Closed Agito555 closed 2 years ago

Agito555 commented 2 years ago

If the input of the net is of 643224224 dimension,where 64 is the batch size,3 is the channels and 224 is the size of the original image,and i run the code and find out that the output's dimension of the net is 480210,where 10 is the classes to predict. Is the output correct?Shouldn't the dimension of the output be 64*10? Maybe i get something wrong?

Agito555 commented 2 years ago

If the input of the net is of 64x3x224x224 dimension,where 64 is the batch size,3 is the channels and 224 is the size of the original image,and i run the code and find out that the output's dimension of the net is 4802x10,where 10 is the classes to predict. Is the output correct?Shouldn't the dimension of the output be 64x10? Maybe i get something wrong?

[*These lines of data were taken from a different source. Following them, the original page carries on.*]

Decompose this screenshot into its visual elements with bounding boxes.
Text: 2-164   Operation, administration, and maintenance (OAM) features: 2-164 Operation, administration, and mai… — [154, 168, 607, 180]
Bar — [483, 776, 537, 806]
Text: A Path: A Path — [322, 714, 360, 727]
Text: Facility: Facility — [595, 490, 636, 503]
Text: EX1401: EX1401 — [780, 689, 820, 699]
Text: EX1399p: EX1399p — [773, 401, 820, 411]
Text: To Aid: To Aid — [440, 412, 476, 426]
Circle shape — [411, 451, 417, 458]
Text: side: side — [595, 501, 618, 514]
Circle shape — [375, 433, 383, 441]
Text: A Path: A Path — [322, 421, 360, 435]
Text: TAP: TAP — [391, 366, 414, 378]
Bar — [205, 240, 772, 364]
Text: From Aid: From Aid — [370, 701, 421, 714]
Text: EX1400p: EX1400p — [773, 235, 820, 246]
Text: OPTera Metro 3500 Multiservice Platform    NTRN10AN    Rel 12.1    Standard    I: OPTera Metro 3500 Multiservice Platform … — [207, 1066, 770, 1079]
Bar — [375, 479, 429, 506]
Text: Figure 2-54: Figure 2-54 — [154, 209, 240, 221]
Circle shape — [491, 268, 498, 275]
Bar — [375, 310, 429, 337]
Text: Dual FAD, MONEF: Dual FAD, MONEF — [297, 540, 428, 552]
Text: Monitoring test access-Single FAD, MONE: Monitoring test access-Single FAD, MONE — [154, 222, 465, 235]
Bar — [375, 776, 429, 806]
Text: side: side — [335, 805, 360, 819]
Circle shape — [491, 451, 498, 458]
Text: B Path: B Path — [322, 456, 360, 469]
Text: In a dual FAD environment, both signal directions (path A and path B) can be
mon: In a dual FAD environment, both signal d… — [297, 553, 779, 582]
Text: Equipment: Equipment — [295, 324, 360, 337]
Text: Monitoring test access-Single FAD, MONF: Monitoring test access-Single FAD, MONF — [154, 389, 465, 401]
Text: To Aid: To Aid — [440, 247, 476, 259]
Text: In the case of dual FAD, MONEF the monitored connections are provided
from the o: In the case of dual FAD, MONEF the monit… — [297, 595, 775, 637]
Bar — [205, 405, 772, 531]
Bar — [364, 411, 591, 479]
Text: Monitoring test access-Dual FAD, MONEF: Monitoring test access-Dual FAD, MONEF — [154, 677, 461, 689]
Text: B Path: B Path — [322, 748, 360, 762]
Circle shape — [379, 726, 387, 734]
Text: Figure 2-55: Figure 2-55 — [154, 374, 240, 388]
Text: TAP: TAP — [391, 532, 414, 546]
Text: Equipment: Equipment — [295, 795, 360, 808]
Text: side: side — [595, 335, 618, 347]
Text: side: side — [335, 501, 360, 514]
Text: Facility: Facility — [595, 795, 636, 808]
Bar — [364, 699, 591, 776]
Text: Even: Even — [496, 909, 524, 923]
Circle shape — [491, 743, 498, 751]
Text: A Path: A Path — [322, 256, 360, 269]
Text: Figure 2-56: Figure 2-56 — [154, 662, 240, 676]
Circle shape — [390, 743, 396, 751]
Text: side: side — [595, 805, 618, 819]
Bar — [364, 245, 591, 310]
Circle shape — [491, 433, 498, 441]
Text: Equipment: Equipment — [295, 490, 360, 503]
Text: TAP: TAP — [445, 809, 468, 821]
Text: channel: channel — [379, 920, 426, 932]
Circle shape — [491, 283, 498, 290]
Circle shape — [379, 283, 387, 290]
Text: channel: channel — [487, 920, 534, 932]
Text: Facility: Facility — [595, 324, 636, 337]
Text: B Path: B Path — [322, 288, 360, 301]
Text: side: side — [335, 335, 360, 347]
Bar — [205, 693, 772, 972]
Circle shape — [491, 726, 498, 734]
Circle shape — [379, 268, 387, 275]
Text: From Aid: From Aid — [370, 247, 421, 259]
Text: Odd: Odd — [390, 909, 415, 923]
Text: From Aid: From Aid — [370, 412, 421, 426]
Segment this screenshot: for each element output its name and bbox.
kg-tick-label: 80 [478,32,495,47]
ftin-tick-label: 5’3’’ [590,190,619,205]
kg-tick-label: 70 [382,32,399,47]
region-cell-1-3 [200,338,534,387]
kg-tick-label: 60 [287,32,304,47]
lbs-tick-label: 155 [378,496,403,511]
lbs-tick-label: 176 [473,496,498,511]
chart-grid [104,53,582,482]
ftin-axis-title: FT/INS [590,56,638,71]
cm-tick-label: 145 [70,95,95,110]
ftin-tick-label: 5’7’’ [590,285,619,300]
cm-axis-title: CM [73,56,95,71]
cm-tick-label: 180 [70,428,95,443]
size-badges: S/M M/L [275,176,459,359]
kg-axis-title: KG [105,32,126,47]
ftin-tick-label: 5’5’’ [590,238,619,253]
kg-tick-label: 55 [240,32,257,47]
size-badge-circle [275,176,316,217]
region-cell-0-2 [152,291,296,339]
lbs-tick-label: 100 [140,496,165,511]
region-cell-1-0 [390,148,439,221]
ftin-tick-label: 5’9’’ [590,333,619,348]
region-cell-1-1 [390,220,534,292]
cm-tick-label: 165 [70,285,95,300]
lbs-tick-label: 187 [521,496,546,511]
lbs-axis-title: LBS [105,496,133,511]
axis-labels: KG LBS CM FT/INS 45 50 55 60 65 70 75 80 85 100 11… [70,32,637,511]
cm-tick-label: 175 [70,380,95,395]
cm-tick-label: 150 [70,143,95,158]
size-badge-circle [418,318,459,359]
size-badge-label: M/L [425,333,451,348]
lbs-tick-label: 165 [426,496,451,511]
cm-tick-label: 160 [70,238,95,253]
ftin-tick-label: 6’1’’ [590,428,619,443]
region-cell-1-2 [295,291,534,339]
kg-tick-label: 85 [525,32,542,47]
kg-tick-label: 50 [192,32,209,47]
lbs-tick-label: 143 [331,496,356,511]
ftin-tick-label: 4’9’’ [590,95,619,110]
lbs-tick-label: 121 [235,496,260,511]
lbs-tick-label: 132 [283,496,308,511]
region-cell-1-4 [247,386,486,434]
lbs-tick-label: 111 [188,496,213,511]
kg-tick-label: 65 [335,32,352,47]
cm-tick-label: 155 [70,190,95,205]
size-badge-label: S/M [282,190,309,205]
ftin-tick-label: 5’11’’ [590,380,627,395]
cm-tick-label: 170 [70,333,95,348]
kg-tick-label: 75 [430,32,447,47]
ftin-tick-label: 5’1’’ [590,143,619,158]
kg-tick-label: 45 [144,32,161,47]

prlz77 commented 2 years ago

Hi @Agito555 the problem is that the network expects images of size 32, so inputting 224 results in bigger feature maps, which messes up with the average pooling https://github.com/prlz77/ResNeXt.pytorch/blob/master/models/model.py#L138

I suggest you just change the above line by x.mean((2,3))

Hope this helps!

Pau

Agito555 commented 2 years ago

Yeah,thanks for your reply. I take it for granted that the input size of the image is the same as the size in the paper. I also want to know whether the network architecture is a little bit different from the architecture(Resnext50) in the paper?

prlz77 commented 2 years ago

Well in the paper they also try CIFAR (Table 7) for which the input is 32x32. There should be no differences with respect to the CIFAR model. If there are, it could be due to many reasons such as differences in the frameworks used to train the models.